(Photo : Lucas Turci/EPJT)

Charles Enderlin revient sur ses cinquante années de correspondance en Israël dans son dernier livre De notre correspondant à Jérusalem. Il fait découvrir aux lecteurs les coulisses de ses reportages et leur préparationn.

De votre correspondant à Jérusalem retrace cinquante ans d’histoire israélo-palestinienne, quel est l’objectif de ce livre ?

Charles Enderlin. Ce n’est pas une autobiographie mais l’histoire d’un journaliste qui l’est devenu par hasard. C’est le making-of d’un point de vue technique. On apprend comment j’ai eu accès à certaines sources, contacts et documents. C’est un livre professionnel mais ça ne m’empêche pas d’exprimer mon opinion personnelle vis-à-vis des intégristes en tout genre : djihadistes ou colons d’extrême droite, il y a des terroristes des deux côtés. Du point de vue de l’éthique, il est indispensable d’aller voir ces extrémistes. Il est difficile pour les Occidentaux, les Français laïcs, d’imaginer la religion politique qui existe dans cet univers. Les djihadistes, le Hamas, fonctionnent pour les générations suivantes.

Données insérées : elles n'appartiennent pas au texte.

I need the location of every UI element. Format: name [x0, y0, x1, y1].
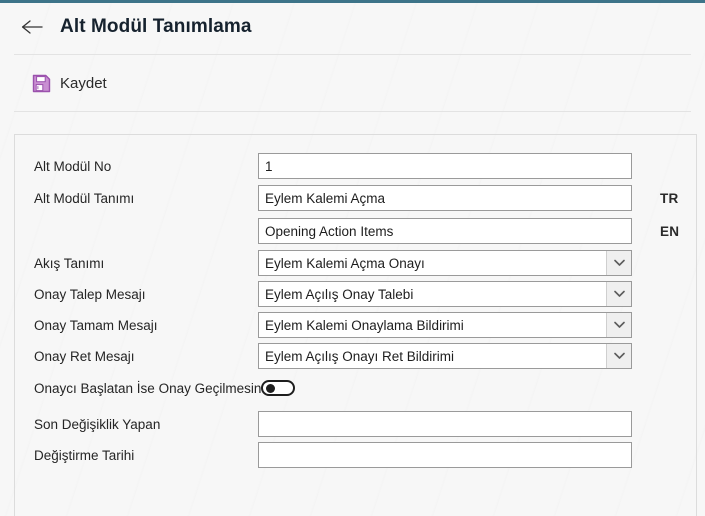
chevron-down-icon[interactable]	[606, 282, 631, 306]
onay-tamam-mesaji-select[interactable]: Eylem Kalemi Onaylama Bildirimi	[258, 312, 632, 338]
chevron-down-icon[interactable]	[606, 313, 631, 337]
onay-talep-mesaji-select[interactable]: Eylem Açılış Onay Talebi	[258, 281, 632, 307]
arrow-left-icon[interactable]	[18, 12, 48, 42]
form-row: Akış Tanımı Eylem Kalemi Açma Onayı	[15, 248, 696, 278]
form-row: Alt Modül No	[15, 151, 696, 181]
save-button-label: Kaydet	[60, 74, 107, 92]
floppy-save-icon	[32, 74, 51, 93]
form-row: EN	[15, 216, 696, 246]
top-accent-bar	[0, 0, 705, 3]
degistirme-tarihi-input[interactable]	[258, 442, 632, 468]
form-row: Onaycı Başlatan İse Onay Geçilmesin	[15, 373, 696, 403]
field-label: Akış Tanımı	[34, 255, 105, 271]
field-label: Onay Talep Mesajı	[34, 286, 146, 302]
save-button[interactable]: Kaydet	[28, 71, 111, 96]
akis-tanimi-select[interactable]: Eylem Kalemi Açma Onayı	[258, 250, 632, 276]
onay-ret-mesaji-value: Eylem Açılış Onayı Ret Bildirimi	[265, 348, 455, 364]
form-row: Onay Ret Mesajı Eylem Açılış Onayı Ret B…	[15, 341, 696, 371]
form-row: Değiştirme Tarihi	[15, 440, 696, 470]
commandbar-divider	[14, 111, 691, 112]
onay-ret-mesaji-select[interactable]: Eylem Açılış Onayı Ret Bildirimi	[258, 343, 632, 369]
onay-tamam-mesaji-value: Eylem Kalemi Onaylama Bildirimi	[265, 317, 464, 333]
son-degisiklik-yapan-input[interactable]	[258, 411, 632, 437]
onay-talep-mesaji-value: Eylem Açılış Onay Talebi	[265, 286, 414, 302]
alt-modul-no-input[interactable]	[258, 153, 632, 179]
field-label: Alt Modül No	[34, 158, 112, 174]
chevron-down-icon[interactable]	[606, 251, 631, 275]
akis-tanimi-value: Eylem Kalemi Açma Onayı	[265, 255, 425, 271]
form-row: Alt Modül Tanımı TR	[15, 183, 696, 213]
onayci-baslatan-toggle[interactable]	[261, 380, 295, 396]
language-tag-tr: TR	[660, 190, 679, 206]
toggle-knob	[265, 383, 275, 393]
alt-modul-tanimi-tr-input[interactable]	[258, 185, 632, 211]
command-bar: Kaydet	[0, 55, 705, 111]
field-label: Değiştirme Tarihi	[34, 447, 135, 463]
form-row: Onay Talep Mesajı Eylem Açılış Onay Tale…	[15, 279, 696, 309]
field-label: Onaycı Başlatan İse Onay Geçilmesin	[34, 380, 262, 396]
page-title: Alt Modül Tanımlama	[60, 16, 252, 37]
field-label: Son Değişiklik Yapan	[34, 416, 161, 432]
chevron-down-icon[interactable]	[606, 344, 631, 368]
field-label: Onay Ret Mesajı	[34, 348, 135, 364]
field-label: Alt Modül Tanımı	[34, 190, 135, 206]
language-tag-en: EN	[660, 223, 680, 239]
field-label: Onay Tamam Mesajı	[34, 317, 158, 333]
form-row: Son Değişiklik Yapan	[15, 409, 696, 439]
page-root: Alt Modül Tanımlama Kaydet Alt Modül No …	[0, 0, 705, 516]
form-row: Onay Tamam Mesajı Eylem Kalemi Onaylama …	[15, 310, 696, 340]
form-panel: Alt Modül No Alt Modül Tanımı TR EN Akış…	[14, 134, 697, 516]
alt-modul-tanimi-en-input[interactable]	[258, 218, 632, 244]
page-header: Alt Modül Tanımlama	[0, 0, 705, 54]
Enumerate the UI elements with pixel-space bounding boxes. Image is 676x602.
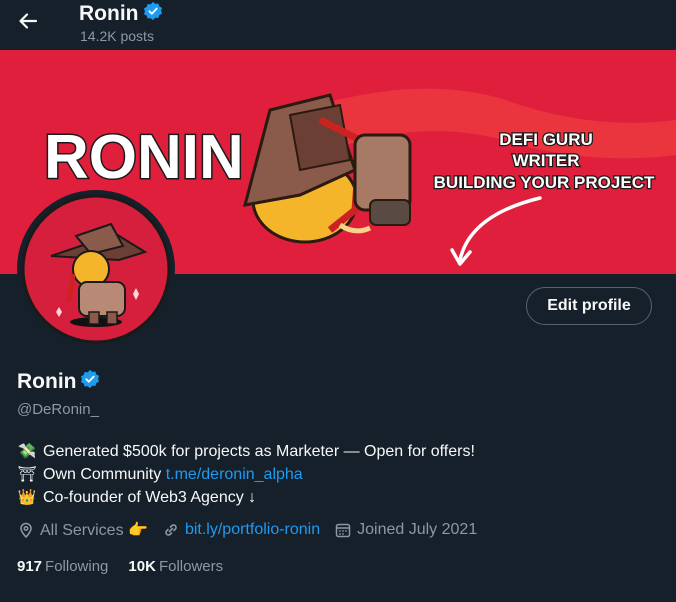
crown-emoji-icon: 👑 (17, 489, 37, 506)
svg-text:BUILDING YOUR PROJECT: BUILDING YOUR PROJECT (434, 173, 655, 192)
bio-line: ⛩ Own Community t.me/deronin_alpha (17, 463, 475, 486)
banner-title: RONIN (43, 122, 246, 194)
svg-text:RONIN: RONIN (44, 123, 244, 192)
bio-line: 👑 Co-founder of Web3 Agency ↓ (17, 486, 475, 509)
torii-emoji-icon: ⛩ (17, 466, 37, 483)
profile-meta: All Services 👉 bit.ly/portfolio-ronin Jo… (17, 520, 491, 540)
follow-stats: 917 Following 10K Followers (17, 558, 243, 575)
website-item[interactable]: bit.ly/portfolio-ronin (162, 521, 320, 539)
edit-profile-button[interactable]: Edit profile (526, 287, 652, 325)
category-item: All Services 👉 (17, 520, 148, 540)
svg-text:WRITER: WRITER (512, 151, 579, 170)
website-link[interactable]: bit.ly/portfolio-ronin (185, 521, 320, 539)
money-emoji-icon: 💸 (17, 443, 37, 460)
profile-bio: 💸 Generated $500k for projects as Market… (17, 440, 475, 509)
following-stat[interactable]: 917 Following (17, 558, 108, 575)
joined-item: Joined July 2021 (334, 521, 477, 539)
verified-badge-icon (143, 1, 163, 27)
calendar-icon (335, 523, 351, 538)
link-icon (165, 524, 177, 536)
profile-handle: @DeRonin_ (17, 401, 99, 418)
header-name: Ronin (79, 1, 163, 27)
followers-stat[interactable]: 10K Followers (128, 558, 223, 575)
top-header: Ronin 14.2K posts (0, 0, 676, 50)
back-arrow-icon[interactable] (14, 7, 42, 35)
community-link[interactable]: t.me/deronin_alpha (166, 463, 303, 486)
avatar[interactable] (17, 190, 175, 348)
bio-line: 💸 Generated $500k for projects as Market… (17, 440, 475, 463)
profile-name: Ronin (17, 369, 100, 395)
svg-text:DEFI GURU: DEFI GURU (499, 130, 593, 149)
verified-badge-icon (80, 369, 100, 395)
post-count: 14.2K posts (80, 28, 154, 44)
location-pin-icon (20, 522, 32, 539)
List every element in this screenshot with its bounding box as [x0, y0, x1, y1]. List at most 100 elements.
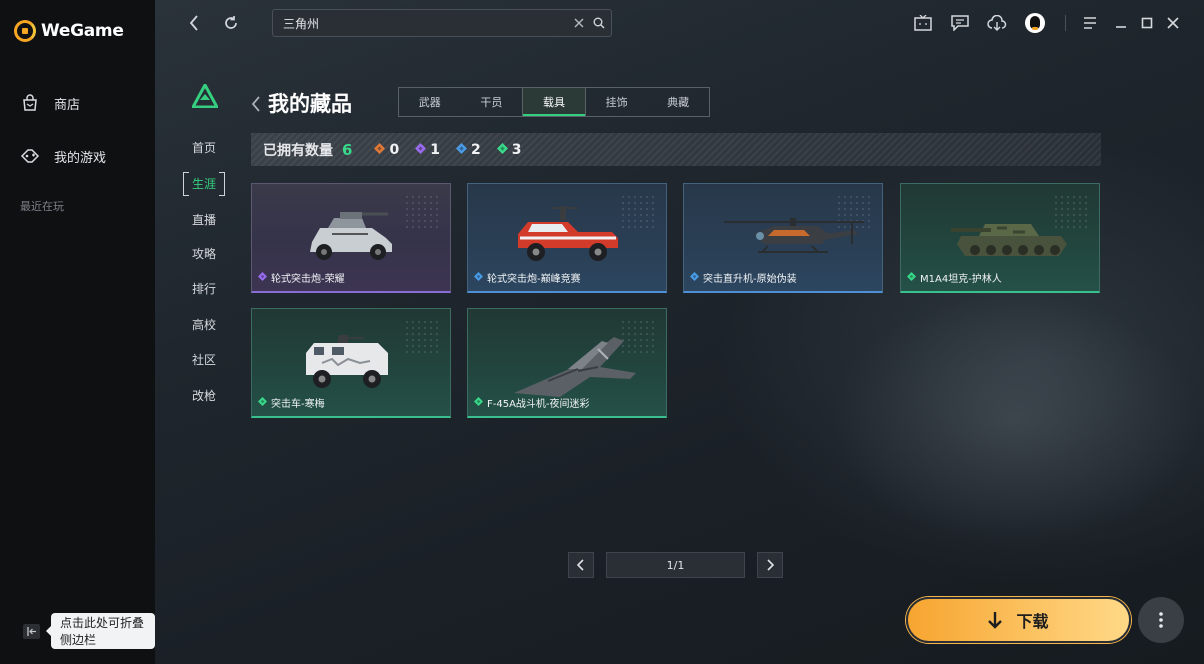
- brand[interactable]: WeGame: [14, 20, 124, 42]
- rarity-stat: 1: [415, 142, 440, 158]
- search-icon: [593, 17, 605, 29]
- refresh-button[interactable]: [220, 12, 242, 34]
- tab-4[interactable]: 典藏: [647, 88, 709, 116]
- close-icon: [574, 18, 584, 28]
- search-input[interactable]: [273, 10, 563, 36]
- card-name: 突击车-寒梅: [271, 399, 325, 410]
- clear-search-button[interactable]: [570, 14, 588, 32]
- rarity-gem-icon: [374, 142, 386, 158]
- page-title: 我的藏品: [268, 92, 352, 116]
- rarity-count: 0: [389, 141, 400, 158]
- more-options-button[interactable]: [1138, 597, 1184, 643]
- collapse-icon: [26, 627, 36, 636]
- rarity-gem-icon: [258, 271, 267, 284]
- rarity-count: 1: [430, 141, 440, 158]
- minimize-button[interactable]: [1110, 12, 1132, 34]
- collection-card[interactable]: 突击车-寒梅: [251, 308, 451, 418]
- rarity-gem-icon: [496, 142, 508, 158]
- download-manager-button[interactable]: [986, 12, 1008, 34]
- card-title: 突击直升机-原始伪装: [690, 270, 797, 285]
- brand-name: WeGame: [41, 21, 124, 41]
- card-name: 突击直升机-原始伪装: [703, 274, 797, 285]
- owned-summary: 已拥有数量 6 0 1 2 3: [251, 133, 1101, 166]
- game-nav-item[interactable]: 直播: [183, 208, 225, 230]
- menu-button[interactable]: [1079, 12, 1101, 34]
- game-nav-item[interactable]: 攻略: [183, 242, 225, 264]
- rarity-gem-icon: [474, 396, 483, 409]
- game-nav-item[interactable]: 排行: [183, 277, 225, 299]
- collapse-sidebar-button[interactable]: [23, 624, 40, 639]
- game-nav-item[interactable]: 社区: [183, 348, 225, 370]
- card-name: F-45A战斗机-夜间迷彩: [487, 399, 590, 410]
- rarity-count: 2: [470, 141, 481, 158]
- game-nav-item[interactable]: 改枪: [183, 384, 225, 406]
- arrow-down-icon: [988, 612, 1003, 629]
- rarity-gem-icon: [474, 271, 483, 284]
- card-pattern: [404, 319, 440, 355]
- hamburger-icon: [1084, 17, 1096, 29]
- page-indicator: 1/1: [606, 552, 745, 578]
- tab-0[interactable]: 武器: [399, 88, 461, 116]
- tab-3[interactable]: 挂饰: [586, 88, 648, 116]
- game-nav-item[interactable]: 高校: [183, 313, 225, 335]
- page-back-chevron-icon[interactable]: [250, 94, 262, 114]
- app-sidebar: WeGame 商店 我的游戏 最近在玩 点击此处可折叠侧边栏: [0, 0, 155, 664]
- rarity-stat: 2: [455, 141, 481, 158]
- divider: [1065, 15, 1066, 31]
- card-name: 轮式突击炮-荣耀: [271, 274, 345, 285]
- rarity-gem-icon: [690, 271, 699, 284]
- collection-card[interactable]: 突击直升机-原始伪装: [683, 183, 883, 293]
- rarity-stat: 0: [374, 142, 399, 158]
- maximize-button[interactable]: [1136, 12, 1158, 34]
- collection-tabs: 武器 干员 载具 挂饰 典藏: [398, 87, 710, 117]
- card-title: 突击车-寒梅: [258, 395, 325, 410]
- user-avatar[interactable]: [1025, 13, 1045, 33]
- gamepad-icon: [20, 146, 40, 166]
- rarity-stat: 3: [496, 142, 521, 158]
- rarity-gem-icon: [258, 396, 267, 409]
- search-box: [272, 9, 612, 37]
- mini-window-button[interactable]: [912, 12, 934, 34]
- collection-card[interactable]: 轮式突击炮-荣耀: [251, 183, 451, 293]
- refresh-icon: [225, 16, 237, 29]
- chevron-left-icon: [577, 559, 584, 571]
- nav-item-my-games[interactable]: 我的游戏: [20, 146, 106, 166]
- collection-card[interactable]: 轮式突击炮-巅峰竞赛: [467, 183, 667, 293]
- messages-button[interactable]: [949, 12, 971, 34]
- tab-1[interactable]: 干员: [461, 88, 523, 116]
- wegame-logo-icon: [14, 20, 36, 42]
- chevron-left-icon: [189, 15, 198, 31]
- collapse-tooltip: 点击此处可折叠侧边栏: [46, 613, 155, 649]
- search-button[interactable]: [590, 14, 608, 32]
- rarity-gem-icon: [455, 142, 467, 158]
- download-label: 下载: [1016, 612, 1049, 631]
- card-title: 轮式突击炮-巅峰竞赛: [474, 270, 581, 285]
- collection-card[interactable]: F-45A战斗机-夜间迷彩: [467, 308, 667, 418]
- main-content: 首页生涯直播攻略排行高校社区改枪 我的藏品 武器干员载具挂饰典藏 已拥有数量 6…: [155, 0, 1204, 664]
- tab-2[interactable]: 载具: [522, 88, 586, 116]
- card-name: 轮式突击炮-巅峰竞赛: [487, 274, 581, 285]
- bag-icon: [20, 93, 40, 113]
- back-button[interactable]: [183, 12, 205, 34]
- card-title: 轮式突击炮-荣耀: [258, 270, 345, 285]
- next-page-button[interactable]: [757, 552, 783, 578]
- game-logo-icon[interactable]: [192, 84, 218, 108]
- top-bar: [155, 0, 1204, 46]
- nav-item-label: 我的游戏: [54, 150, 107, 166]
- nav-item-store[interactable]: 商店: [20, 93, 80, 113]
- prev-page-button[interactable]: [568, 552, 594, 578]
- close-icon: [1167, 17, 1179, 29]
- card-name: M1A4坦克-护林人: [920, 274, 1002, 285]
- more-vertical-icon: [1159, 612, 1163, 628]
- collection-card[interactable]: M1A4坦克-护林人: [900, 183, 1100, 293]
- download-cloud-icon: [987, 15, 1007, 31]
- game-nav-item[interactable]: 首页: [183, 136, 225, 158]
- game-nav-item[interactable]: 生涯: [183, 172, 225, 196]
- minimize-icon: [1116, 26, 1126, 28]
- owned-label: 已拥有数量: [263, 142, 333, 159]
- close-window-button[interactable]: [1162, 12, 1184, 34]
- download-button[interactable]: 下载: [906, 597, 1131, 643]
- rarity-gem-icon: [907, 271, 916, 284]
- rarity-stats: 0 1 2 3: [374, 142, 537, 158]
- owned-total: 6: [342, 140, 353, 159]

L’Afghanistan est un bon exemple : les talibans sont la création des Saoudiens et des Américains pour lutter contre les soviétiques. Tout le monde a joué avec le feu et l’incendie est là.

Comment le fait d’être juif a joué sur votre travail en Israël ?

C. E. J’ai toujours joué carte sur table. Je débarque, je dis : « Je suis juif, Israélien et Français » et j’ai toujours été reçu partout. Il n’y a que la communauté juive d’extrême droite qui a tenté de délégitimer mon travail. Avec France Télévisions, on s’est battu pendant douze ans contre leurs procédures judiciaires.

Dans votre livre, vous parlez aussi de votre identité de journaliste. Qu’est-ce qu’elle représente pour vous ?

C. E. Je demande toujours aux gens de me regarder comme un journaliste. C’est ma quatrième identité. Je reste au plus proche de leur réalité. Je salue d’ailleurs ces gens, de tous horizons, qui m’ont reçu. Un imam du djihad à Gaza m’a d’ailleurs dit un jour : « You are a funny jew ! »

Quelle est la plus-value d’un correspondant face aux envoyés spéciaux ?

C. E. L’avantage c’est qu’on est en poste pour une longue durée. Cela permet de connaître le terrain, d’avoir les contacts. Je conseille aux jeunes journalistes de se faire un réseau. Il faut tout simplement faire l’effort de sortir, d’aller voir les gens même quand il n’y a pas de sujet. Ne pas craindre d’aller voir ceux qui ont des idées totalement opposées à leur position. S’il n’y a plus personne sur le terrain, tout le monde fait la même salade avec la même dépêche de l’AFP. C’est la mort du journalisme.

Quels conseils avez-vous pour des jeunes journalistes qui souhaitent partir ?

C. E. Il faut empêcher les jeunes qui sortent d’école de partir sans moyens dans des endroits dangereux pour se faire connaître. Les rédactions les utilisent de manière scandaleuse et paient des clopinettes. Ne risquez pas votre peau alors même que vous n’avez pas l’assurance d’avoir un poste derrière. Trouvez-vous un sujet de niche, apprenez une langue rare. Commencez dans une rédaction et grimpez.